19.

Subsequent Events

Collaboration with Medivation, Inc. and Astellas Pharma, Inc.

In January 2016, the Company entered into a collaboration agreement with Medivation, Inc. and Astellas Pharma Inc. to pursue the translation of a novel gene expression signature algorithm discovered by Medivation into a companion diagnostic assay using the nCounter Analysis System. Under the terms of the collaboration agreement, the Company will modify its PAM50-based Prosigna Breast Cancer Assay for potential use as a companion diagnostic test for XTANDI (enzalutamide) for triple negative breast cancer. XTANDI is currently approved for the treatment of metastatic castration-resistant prostate cancer.

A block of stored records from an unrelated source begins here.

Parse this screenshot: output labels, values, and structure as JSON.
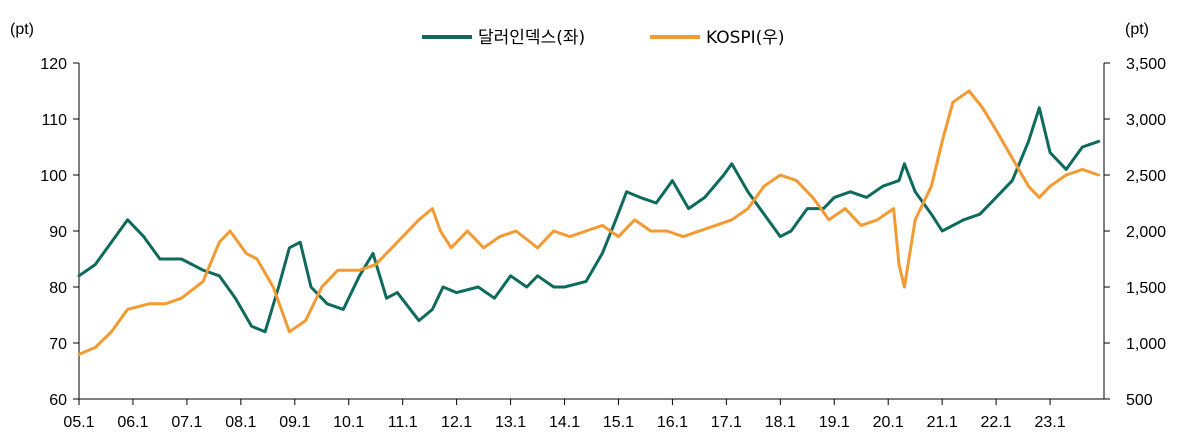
{
  "chart_data": {
    "type": "line",
    "ylabel_left": "(pt)",
    "ylabel_right": "(pt)",
    "ylim_left": [
      60,
      120
    ],
    "ylim_right": [
      500,
      3500
    ],
    "yticks_left": [
      "60",
      "70",
      "80",
      "90",
      "100",
      "110",
      "120"
    ],
    "yticks_right": [
      "500",
      "1,000",
      "1,500",
      "2,000",
      "2,500",
      "3,000",
      "3,500"
    ],
    "xlim": [
      2005.0,
      2024.0
    ],
    "xticks": [
      "05.1",
      "06.1",
      "07.1",
      "08.1",
      "09.1",
      "10.1",
      "11.1",
      "12.1",
      "13.1",
      "14.1",
      "15.1",
      "16.1",
      "17.1",
      "18.1",
      "19.1",
      "20.1",
      "21.1",
      "22.1",
      "23.1"
    ],
    "legend_position": "top",
    "series": [
      {
        "name": "달러인덱스(좌)",
        "axis": "left",
        "color": "#0e6b5c",
        "x": [
          2005.0,
          2005.3,
          2005.9,
          2006.2,
          2006.5,
          2006.9,
          2007.3,
          2007.6,
          2007.9,
          2008.2,
          2008.45,
          2008.7,
          2008.9,
          2009.1,
          2009.3,
          2009.6,
          2009.9,
          2010.2,
          2010.45,
          2010.7,
          2010.9,
          2011.3,
          2011.55,
          2011.75,
          2012.0,
          2012.4,
          2012.7,
          2013.0,
          2013.3,
          2013.5,
          2013.8,
          2014.0,
          2014.4,
          2014.7,
          2014.95,
          2015.15,
          2015.4,
          2015.7,
          2016.0,
          2016.3,
          2016.6,
          2016.95,
          2017.1,
          2017.4,
          2017.7,
          2018.0,
          2018.2,
          2018.5,
          2018.8,
          2019.0,
          2019.3,
          2019.6,
          2019.9,
          2020.2,
          2020.3,
          2020.5,
          2020.8,
          2021.0,
          2021.4,
          2021.7,
          2022.0,
          2022.3,
          2022.6,
          2022.8,
          2023.0,
          2023.3,
          2023.6,
          2023.9
        ],
        "values": [
          82,
          84,
          92,
          89,
          85,
          85,
          83,
          82,
          78,
          73,
          72,
          80,
          87,
          88,
          80,
          77,
          76,
          82,
          86,
          78,
          79,
          74,
          76,
          80,
          79,
          80,
          78,
          82,
          80,
          82,
          80,
          80,
          81,
          86,
          92,
          97,
          96,
          95,
          99,
          94,
          96,
          100,
          102,
          97,
          93,
          89,
          90,
          94,
          94,
          96,
          97,
          96,
          98,
          99,
          102,
          97,
          93,
          90,
          92,
          93,
          96,
          99,
          106,
          112,
          104,
          101,
          105,
          106
        ]
      },
      {
        "name": "KOSPI(우)",
        "axis": "right",
        "color": "#f39a33",
        "x": [
          2005.0,
          2005.3,
          2005.6,
          2005.9,
          2006.3,
          2006.6,
          2006.9,
          2007.3,
          2007.6,
          2007.8,
          2008.1,
          2008.3,
          2008.6,
          2008.9,
          2009.2,
          2009.5,
          2009.8,
          2010.2,
          2010.5,
          2010.9,
          2011.3,
          2011.55,
          2011.7,
          2011.9,
          2012.2,
          2012.5,
          2012.8,
          2013.1,
          2013.5,
          2013.8,
          2014.1,
          2014.4,
          2014.7,
          2015.0,
          2015.3,
          2015.6,
          2015.9,
          2016.2,
          2016.5,
          2016.8,
          2017.1,
          2017.4,
          2017.7,
          2018.0,
          2018.3,
          2018.6,
          2018.9,
          2019.2,
          2019.5,
          2019.8,
          2020.1,
          2020.2,
          2020.3,
          2020.5,
          2020.8,
          2021.0,
          2021.2,
          2021.5,
          2021.75,
          2022.0,
          2022.3,
          2022.6,
          2022.8,
          2023.0,
          2023.3,
          2023.6,
          2023.9
        ],
        "values": [
          900,
          960,
          1100,
          1300,
          1350,
          1350,
          1400,
          1550,
          1900,
          2000,
          1800,
          1750,
          1500,
          1100,
          1200,
          1500,
          1650,
          1650,
          1700,
          1900,
          2100,
          2200,
          2000,
          1850,
          2000,
          1850,
          1950,
          2000,
          1850,
          2000,
          1950,
          2000,
          2050,
          1950,
          2100,
          2000,
          2000,
          1950,
          2000,
          2050,
          2100,
          2200,
          2400,
          2500,
          2450,
          2300,
          2100,
          2200,
          2050,
          2100,
          2200,
          1700,
          1500,
          2100,
          2400,
          2800,
          3150,
          3250,
          3100,
          2900,
          2650,
          2400,
          2300,
          2400,
          2500,
          2550,
          2500
        ]
      }
    ]
  }
}
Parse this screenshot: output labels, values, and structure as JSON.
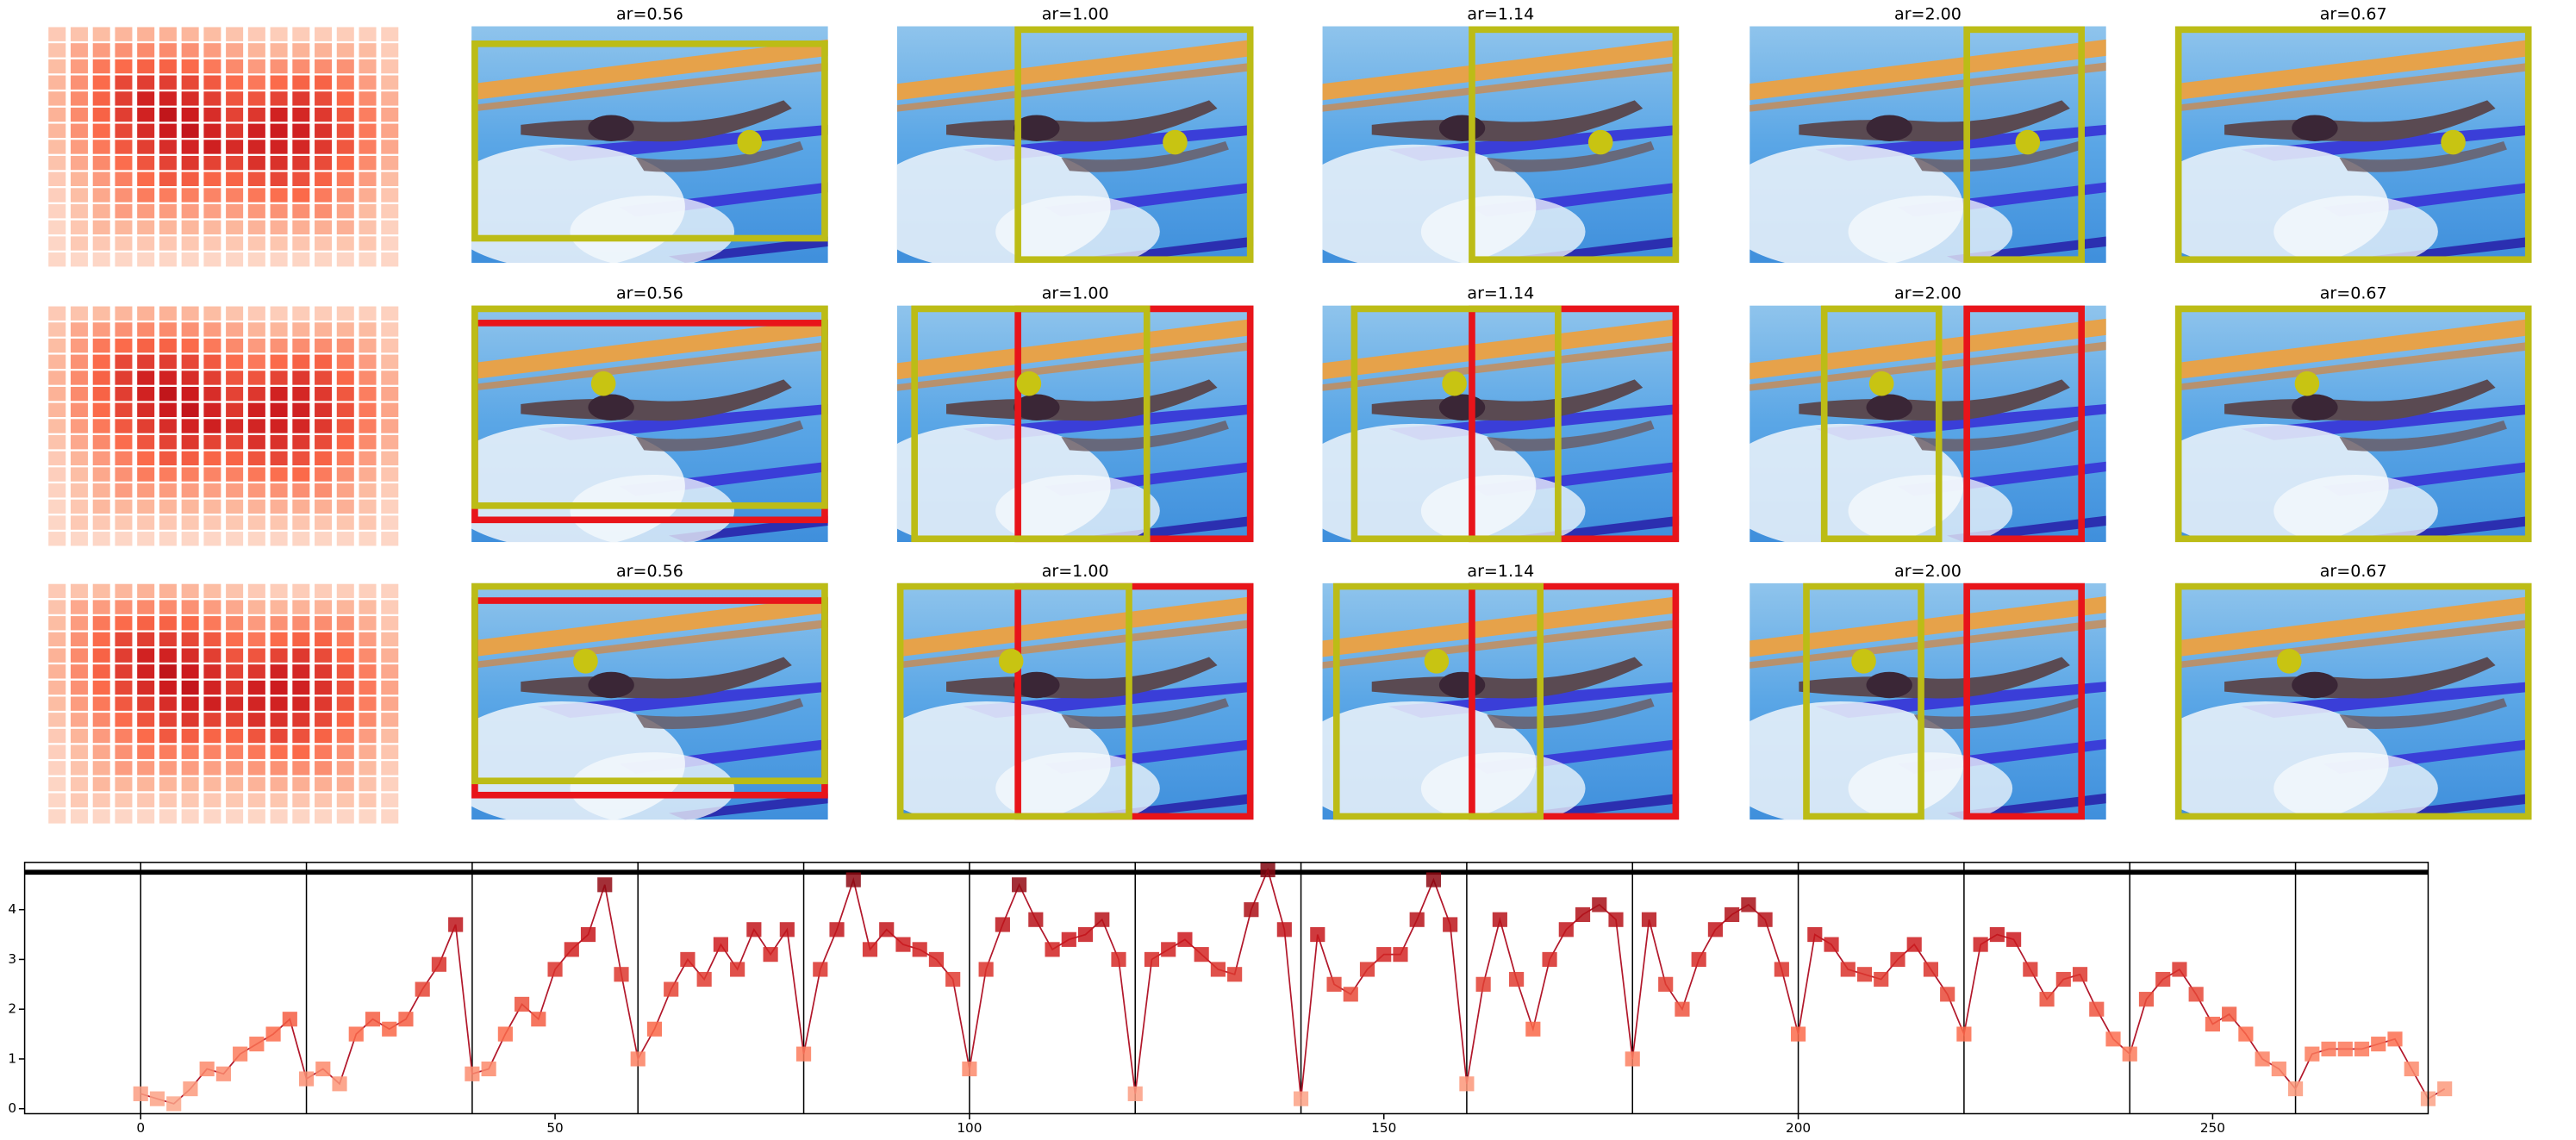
{
  "panels": {
    "titles": [
      [
        "ar=0.56",
        "ar=1.00",
        "ar=1.14",
        "ar=2.00",
        "ar=0.67"
      ],
      [
        "ar=0.56",
        "ar=1.00",
        "ar=1.14",
        "ar=2.00",
        "ar=0.67"
      ],
      [
        "ar=0.56",
        "ar=1.00",
        "ar=1.14",
        "ar=2.00",
        "ar=0.67"
      ]
    ]
  },
  "chart_data": {
    "type": "line",
    "cmap": "Reds",
    "line_color": "#b2182b",
    "x": [
      0,
      2,
      4,
      6,
      8,
      10,
      12,
      14,
      16,
      18,
      20,
      22,
      24,
      26,
      28,
      30,
      32,
      34,
      36,
      38,
      40,
      42,
      44,
      46,
      48,
      50,
      52,
      54,
      56,
      58,
      60,
      62,
      64,
      66,
      68,
      70,
      72,
      74,
      76,
      78,
      80,
      82,
      84,
      86,
      88,
      90,
      92,
      94,
      96,
      98,
      100,
      102,
      104,
      106,
      108,
      110,
      112,
      114,
      116,
      118,
      120,
      122,
      124,
      126,
      128,
      130,
      132,
      134,
      136,
      138,
      140,
      142,
      144,
      146,
      148,
      150,
      152,
      154,
      156,
      158,
      160,
      162,
      164,
      166,
      168,
      170,
      172,
      174,
      176,
      178,
      180,
      182,
      184,
      186,
      188,
      190,
      192,
      194,
      196,
      198,
      200,
      202,
      204,
      206,
      208,
      210,
      212,
      214,
      216,
      218,
      220,
      222,
      224,
      226,
      228,
      230,
      232,
      234,
      236,
      238,
      240,
      242,
      244,
      246,
      248,
      250,
      252,
      254,
      256,
      258,
      260,
      262,
      264,
      266,
      268,
      270,
      272,
      274,
      276,
      278
    ],
    "values": [
      0.3,
      0.2,
      0.1,
      0.4,
      0.8,
      0.7,
      1.1,
      1.3,
      1.5,
      1.8,
      0.6,
      0.8,
      0.5,
      1.5,
      1.8,
      1.6,
      1.8,
      2.4,
      2.9,
      3.7,
      0.7,
      0.8,
      1.5,
      2.1,
      1.8,
      2.8,
      3.2,
      3.5,
      4.5,
      2.7,
      1.0,
      1.6,
      2.4,
      3.0,
      2.6,
      3.3,
      2.8,
      3.6,
      3.1,
      3.6,
      1.1,
      2.8,
      3.6,
      4.6,
      3.2,
      3.6,
      3.3,
      3.2,
      3.0,
      2.6,
      0.8,
      2.8,
      3.7,
      4.5,
      3.8,
      3.2,
      3.4,
      3.5,
      3.8,
      3.0,
      0.3,
      3.0,
      3.2,
      3.4,
      3.1,
      2.8,
      2.7,
      4.0,
      4.8,
      3.6,
      0.2,
      3.5,
      2.5,
      2.3,
      2.8,
      3.1,
      3.1,
      3.8,
      4.6,
      3.7,
      0.5,
      2.5,
      3.8,
      2.6,
      1.6,
      3.0,
      3.6,
      3.9,
      4.1,
      3.8,
      1.0,
      3.8,
      2.5,
      2.0,
      3.0,
      3.6,
      3.9,
      4.1,
      3.8,
      2.8,
      1.5,
      3.5,
      3.3,
      2.8,
      2.7,
      2.6,
      3.0,
      3.3,
      2.8,
      2.3,
      1.5,
      3.3,
      3.5,
      3.4,
      2.8,
      2.2,
      2.6,
      2.7,
      2.0,
      1.4,
      1.1,
      2.2,
      2.6,
      2.8,
      2.3,
      1.7,
      1.9,
      1.5,
      1.0,
      0.8,
      0.4,
      1.1,
      1.2,
      1.2,
      1.2,
      1.3,
      1.4,
      0.8,
      0.2,
      0.4
    ],
    "xlim": [
      -14,
      276
    ],
    "ylim": [
      -0.1,
      4.95
    ],
    "xticks": [
      0,
      50,
      100,
      150,
      200,
      250
    ],
    "yticks": [
      0,
      1,
      2,
      3,
      4
    ],
    "vlines": [
      0,
      20,
      40,
      60,
      80,
      100,
      120,
      140,
      160,
      180,
      200,
      220,
      240,
      260
    ]
  }
}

The modified Prosigna test will be based upon data from a Phase 2 trial conducted by Medivation and Astellas that evaluated enzalutamide in patients with triple negative breast cancer. Under the terms of the collaboration agreement, the Company will be responsible for developing and validating the diagnostic test and, if the parties thereafter determine to proceed, will also be responsible for seeking regulatory approval for and commercializing the test. In January 2016, the Company received $6.0 million upfront for technology access, and is eligible to earn up to $6.0 million in pre-clinical milestones and $10.0 million in development funding, in addition to other potential downstream milestone payments.

Expanded Collaboration with Merck

In February 2016, the Company expanded its collaboration with Merck by entering into a new development collaboration agreement to clinically develop and commercialize a novel diagnostic test, based on an optimized gene expression signature, to predict response to Merck’s anti-PD-1 therapy, KEYTRUDA, in multiple tumor types.

Under the terms of the new collaboration agreement, the Company will be responsible for seeking regulatory approval for and commercialization of the diagnostic test. The Company will receive a $12.0 million upfront technology access fee and development funding and is eligible to receive up to $12.0 million of near-term preclinical milestone payments, and other potential downstream regulatory milestone payments.